The industry generally believes that smart technologies are pushing protein engineering toward standardization, but that doesn’t mean the entire process is automated. You can think of AI’s role like this—it handles all the standardized, repeatable basic work, while researchers focus on the core parts that require deep thinking and creativity. The boundary between the two will shift as technology advances, but it won’t disappear anytime soon.
iv. Industry Evolution Trend: Moving Towards a 'Research Partner'
The global AI4S technology iteration points to a common trend: AI is shifting from being an efficiency tool to becoming a deeply integrated 'research partner' in scientific workflows.
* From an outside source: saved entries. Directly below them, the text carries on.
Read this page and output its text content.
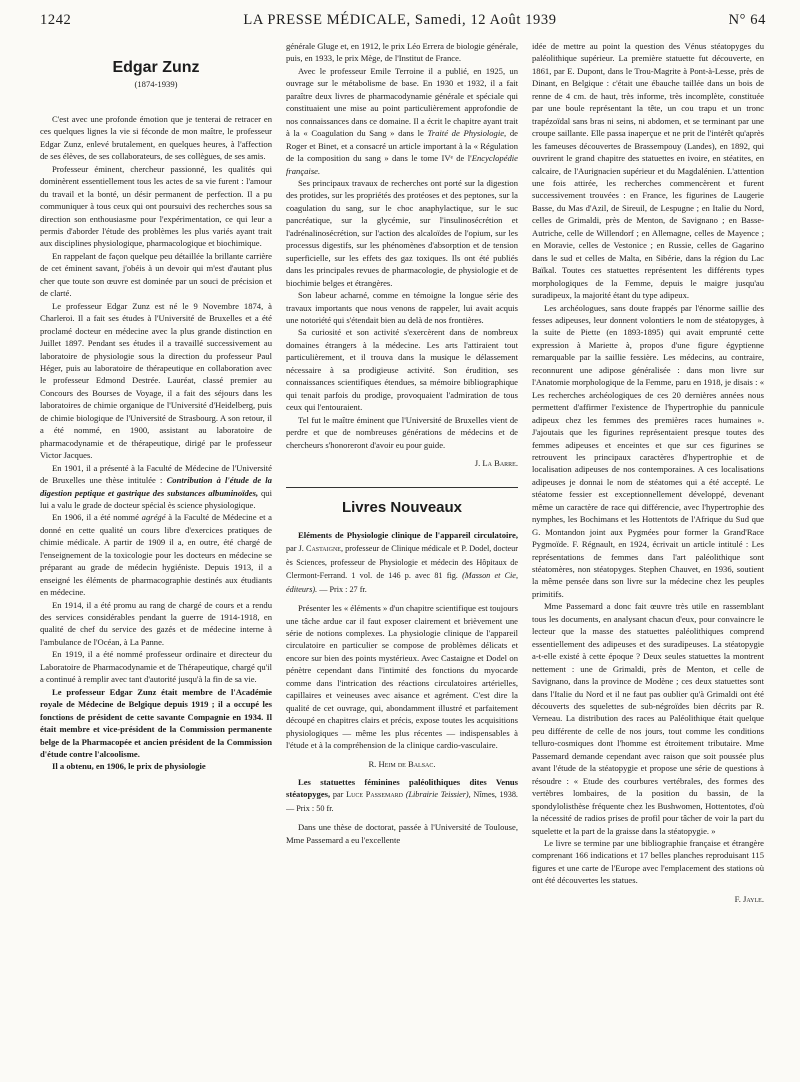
1242	LA PRESSE MÉDICALE, Samedi, 12 Août 1939	N° 64
Edgar Zunz
(1874-1939)

C'est avec une profonde émotion que je tenterai de retracer en ces quelques lignes la vie si féconde de mon maître, le professeur Edgar Zunz, enlevé brutalement, en quelques heures, à l'affection de ses élèves, de ses collaborateurs, de ses collègues, de ses amis.

Professeur éminent, chercheur passionné, les qualités qui dominèrent essentiellement tous les actes de sa vie furent : l'amour du travail et la bonté, un désir permanent de perfection. Il a pu communiquer à tous ceux qui ont poursuivi des recherches sous sa direction son enthousiasme pour l'expérimentation, ce qui leur a permis d'aborder l'étude des problèmes les plus variés ayant trait aux disciplines physiologique, pharmacologique et biochimique.

En rappelant de façon quelque peu détaillée la brillante carrière de cet éminent savant, j'obéis à un devoir qui m'est d'autant plus cher que toute son œuvre est dominée par un souci de précision et de clarté.

Le professeur Edgar Zunz est né le 9 Novembre 1874, à Charleroi. Il a fait ses études à l'Université de Bruxelles et a été proclamé docteur en médecine avec la plus grande distinction en Juillet 1897. Pendant ses études il a travaillé successivement au laboratoire de physiologie sous la direction du professeur Paul Héger, puis au laboratoire de thérapeutique en collaboration avec le professeur Edmond Destrée. Lauréat, classé premier au Concours des Bourses de Voyage, il a fait des séjours dans les laboratoires de chimie organique de l'Université d'Heidelberg, puis de chimie biologique de l'Université de Strasbourg. A son retour, il a été nommé, en 1900, assistant au laboratoire de pharmacodynamie et de thérapeutique, dirigé par le professeur Victor Jacques.

En 1901, il a présenté à la Faculté de Médecine de l'Université de Bruxelles une thèse intitulée : Contribution à l'étude de la digestion peptique et gastrique des substances albuminoïdes, qui lui a valu le grade de docteur spécial ès science physiologique.

En 1906, il a été nommé agrégé à la Faculté de Médecine et a donné en cette qualité un cours libre d'exercices pratiques de chimie médicale. A partir de 1909 il a, en outre, été chargé de l'enseignement de la toxicologie pour les docteurs en médecine se préparant au grade de médecin hygiéniste. Depuis 1913, il a enseigné les éléments de pharmacographie destinés aux étudiants en médecine.

En 1914, il a été promu au rang de chargé de cours et a rendu des services considérables pendant la guerre de 1914-1918, en qualité de chef du service des gazés et de médecine interne à l'ambulance de l'Océan, à La Panne.

En 1919, il a été nommé professeur ordinaire et directeur du Laboratoire de Pharmacodynamie et de Thérapeutique, chargé qu'il a continué à remplir avec tant d'autorité jusqu'à la fin de sa vie.

Le professeur Edgar Zunz était membre de l'Académie royale de Médecine de Belgique depuis 1919 ; il a occupé les fonctions de président de cette savante Compagnie en 1934. Il était membre et vice-président de la Commission permanente belge de la Pharmacopée et ancien président de la Commission d'étude contre l'alcoolisme.

Il a obtenu, en 1906, le prix de physiologie

générale Gluge et, en 1912, le prix Léo Errera de biologie générale, puis, en 1933, le prix Mège, de l'Institut de France.

Avec le professeur Emile Terroine il a publié, en 1925, un ouvrage sur le métabolisme de base. En 1930 et 1932, il a fait paraître deux livres de pharmacodynamie générale et spéciale qui constituaient une mise au point particulièrement approfondie de nos connaissances dans ce domaine. Il a écrit le chapitre ayant trait à la « Coagulation du Sang » dans le Traité de Physiologie, de Roger et Binet, et a consacré un article important à la « Régulation de la composition du sang » dans le tome IVᵉ de l'Encyclopédie française.

Ses principaux travaux de recherches ont porté sur la digestion des protides, sur les propriétés des protéoses et des peptones, sur la coagulation du sang, sur le choc anaphylactique, sur le suc pancréatique, sur la glycémie, sur l'insulinosécrétion et l'adrénalinosécrétion, sur l'action des alcaloïdes de l'opium, sur les processus digestifs, sur les phénomènes d'absorption et de tension superficielle, sur les effets des gaz toxiques. Ils ont été publiés dans les principales revues de pharmacologie, de physiologie et de biochimie belges et étrangères.

Son labeur acharné, comme en témoigne la longue série des travaux importants que nous venons de rappeler, lui avait acquis une notoriété qui s'étendait bien au delà de nos frontières.

Sa curiosité et son activité s'exercèrent dans de nombreux domaines étrangers à la médecine. Les arts l'attiraient tout particulièrement, et il trouva dans la musique le délassement nécessaire à sa prodigieuse activité. Son érudition, ses connaissances scientifiques étendues, sa mémoire bibliographique qui tenait parfois du prodige, provoquaient l'admiration de tous ceux qui l'entouraient.

Tel fut le maître éminent que l'Université de Bruxelles vient de perdre et que de nombreuses générations de médecins et de chercheurs s'honoreront d'avoir eu pour guide.

J. La Barre.
Livres Nouveaux

Eléments de Physiologie clinique de l'appareil circulatoire, par J. Castaigne, professeur de Clinique médicale et P. Dodel, docteur ès Sciences, professeur de Physiologie et médecin des Hôpitaux de Clermont-Ferrand. 1 vol. de 146 p. avec 81 fig. (Masson et Cie, éditeurs). — Prix : 27 fr.

Présenter les « éléments » d'un chapitre scientifique est toujours une tâche ardue car il faut exposer clairement et brièvement une série de notions complexes. La physiologie clinique de l'appareil circulatoire en particulier se compose de problèmes délicats et encore sur bien des points mystérieux. Avec Castaigne et Dodel on pénètre cependant dans l'intimité des fonctions du myocarde comme dans l'intrication des réactions circulatoires artérielles, capillaires et veineuses avec aisance et agrément. C'est dire la qualité de cet ouvrage, qui, abondamment illustré et parfaitement découpé en chapitres clairs et précis, expose toutes les acquisitions physiologiques — même les plus récentes — indispensables à l'étude et à la compréhension de la clinique cardio-vasculaire.

R. Heim de Balsac.

Les statuettes féminines paléolithiques dites Venus stéatopyges, par Luce Passemard (Librairie Teissier), Nîmes, 1938. — Prix : 50 fr.

Dans une thèse de doctorat, passée à l'Université de Toulouse, Mme Passemard a eu l'excellente

idée de mettre au point la question des Vénus stéatopyges du paléolithique supérieur. La première statuette fut découverte, en 1861, par E. Dupont, dans le Trou-Magrite à Pont-à-Lesse, près de Dinant, en Belgique : c'était une ébauche taillée dans un bois de renne de 4 cm. de haut, très informe, très incomplète, constituée par une boule représentant la tête, un cou trapu et un tronc trapézoïdal sans bras ni seins, ni abdomen, et se terminant par une croupe saillante. Elle passa inaperçue et ne prit de l'intérêt qu'après les fameuses découvertes de Brassempouy (Landes), en 1892, qui ouvrirent le grand chapitre des statuettes en ivoire, en stéatites, en calcaire, de l'Aurignacien supérieur et du Magdalénien. L'attention une fois attirée, les recherches commencèrent et furent successivement trouvées : en France, les figurines de Laugerie Basse, du Mas d'Azil, de Sireuil, de Lespugne ; en Italie du Nord, celles de Grimaldi, près de Menton, de Savignano ; en Basse-Autriche, celle de Willendorf ; en Allemagne, celles de Mayence ; en Moravie, celles de Vestonice ; en Russie, celles de Gagarino dans le sud et celles de Malta, en Sibérie, dans la région du Lac Baïkal. Toutes ces statuettes représentent les différents types morphologiques de la Femme, depuis le maigre jusqu'au suradipeux, la majorité étant du type adipeux.

Les archéologues, sans doute frappés par l'énorme saillie des fesses adipeuses, leur donnent volontiers le nom de stéatopyges, à la suite de Piette (en 1893-1895) qui avait emprunté cette expression à Mariette à, propos d'une figure égyptienne remarquable par la saillie fessière. Les médecins, au contraire, reconnurent une adipose généralisée : dans mon livre sur l'Anatomie morphologique de la Femme, paru en 1918, je disais : « Les recherches archéologiques de ces 20 dernières années nous permettent d'affirmer l'existence de l'hypertrophie du pannicule adipeux chez les femmes des premières races humaines ». J'ajoutais que les figurines représentaient presque toutes des femmes adipeuses et enceintes et que sur ces figurines se retrouvent les principaux caractères d'hypertrophie et de localisation adipeuses de nos contemporaines. A ces localisations adipeuses je donnai le nom de stéatomes qui a été accepté. Le stéatome fessier est exceptionnellement développé, devenant même un caractère de race qui différencie, avec l'hypertrophie des nymphes, les Bochimans et les Hottentots de l'Afrique du Sud que G. Montandon joint aux Pygmées pour former la Grand'Race Pygmoïde. F. Régnault, en 1924, écrivait un article intitulé : Les représentations de femmes dans l'art paléolithique sont stéatomères, non stéatopyges. Stephen Chauvet, en 1936, soutient la même pensée dans son livre sur la médecine chez les peuples primitifs.

Mme Passemard a donc fait œuvre très utile en rassemblant tous les documents, en analysant chacun d'eux, pour convaincre le lecteur que la masse des statuettes paléolithiques comprend essentiellement des adipeuses et des suradipeuses. La stéatopygie a-t-elle existé à cette époque ? Deux seules statuettes la montrent nettement : une de Grimaldi, près de Menton, et celle de Savignano, dans la province de Modène ; ces deux statuettes sont dans l'Italie du Nord et il ne faut pas oublier qu'à Grimaldi ont été découverts des squelettes de sub-négroïdes bien décrits par R. Verneau. La distribution des races au Paléolithique était quelque peu différente de celle de nos jours, tout comme les conditions telluro-cosmiques dont l'homme est étroitement tributaire. Mme Passemard demande cependant avec raison que soit poussée plus avant l'étude de la stéatopygie et propose une série de questions à résoudre : « Etude des courbures vertébrales, des formes des vertèbres lombaires, de la position du bassin, de la spondylolisthèse fréquente chez les Bushwomen, Hottentotes, d'où la nécessité de radios prises de profil pour tâcher de voir la part du squelette et la part de la graisse dans la stéatopygie. »

Le livre se termine par une bibliographie française et étrangère comprenant 166 indications et 17 belles planches reproduisant 115 figures et une carte de l'Europe avec l'emplacement des stations où ont été découvertes les statues.

F. Jayle.
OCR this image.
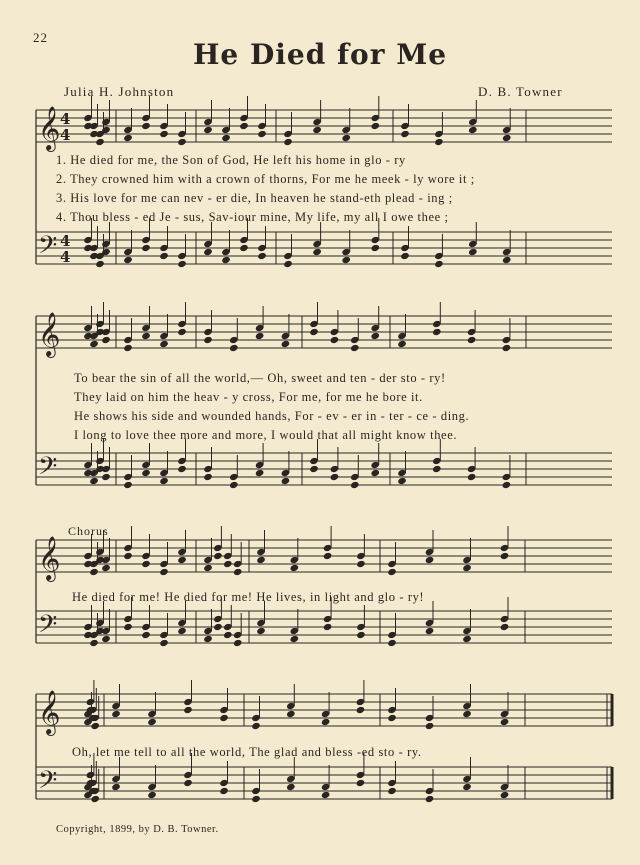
22
He Died for Me
Julia H. Johnston	D. B. Towner
1. He died for me, the Son of God, He left his home in glo - ry
2. They crowned him with a crown of thorns, For me he meek - ly wore it ;
3. His love for me can nev - er die, In heaven he stand-eth plead - ing ;
4. Thou bless - ed Je - sus, Sav-iour mine, My life, my all I owe thee ;
To bear the sin of all the world,— Oh, sweet and ten - der sto - ry!
They laid on him the heav - y cross, For me, for me he bore it.
He shows his side and wounded hands, For - ev - er in - ter - ce - ding.
I long to love thee more and more, I would that all might know thee.
Chorus
He died for me! He died for me! He lives, in light and glo - ry!
Oh, let me tell to all the world, The glad and bless -ed sto - ry.
Copyright, 1899, by D. B. Towner.
𝄞 4
4
𝄢 4
4
𝄞
𝄢
𝄞
𝄢
𝄞
𝄢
This is precisely the core positioning of intelligent platforms like MatwingsVenus™ (XiaoWu™): not to replace scientists in doing research, but to be a 24/7 'research partner' by their side.
On the international level, tech giants are promoting the integrated application of AI tools in R&D scenarios, connecting multiple mainstream life science databases and gradually achieving an intelligent closed loop in research and development. The core of this model is not about 'speeding up,' but about human-AI collaboration—AI participates in experiment design, data integration, and iterative optimization, continuously adjusting subsequent strategies based on early data.
The essence of a 'research partner' lies in reallocating the work focus of researchers. When AI takes over tedious and repetitive tasks, researchers can free up their energy to focus more on exploring original scientific questions, constructing research logic, and planning cutting-edge directions—these are the parts of the research chain that are hardest to standardize and have the most long-term value.
V. Summary and Outlook
From executing instructions to human-machine collaboration, research tools have undergone a paradigm shift. In the field of protein engineering, the closed-loop dry-wet integrated R&D system has initially proven its feasibility—issues like low efficiency and high costs in traditional R&D are gradually being addressed by this model.
Currently, AI research tools are still limited by the generalization ability of models, and their adaptation accuracy in complex scenarios hasn't reached a stable level yet. But as underlying models keep evolving, biological databases continue to expand, and the dry-wet integrated system matures, the specialization of AI research agents will further improve.
The foreseeable outcome is that human-machine collaboration will become the industry norm. AI will keep empowering standardized processes, while humans focus on cutting-edge innovation and key decisions. Each will handle what they’re best at, jointly driving technological breakthroughs and industrial upgrades in the life sciences field.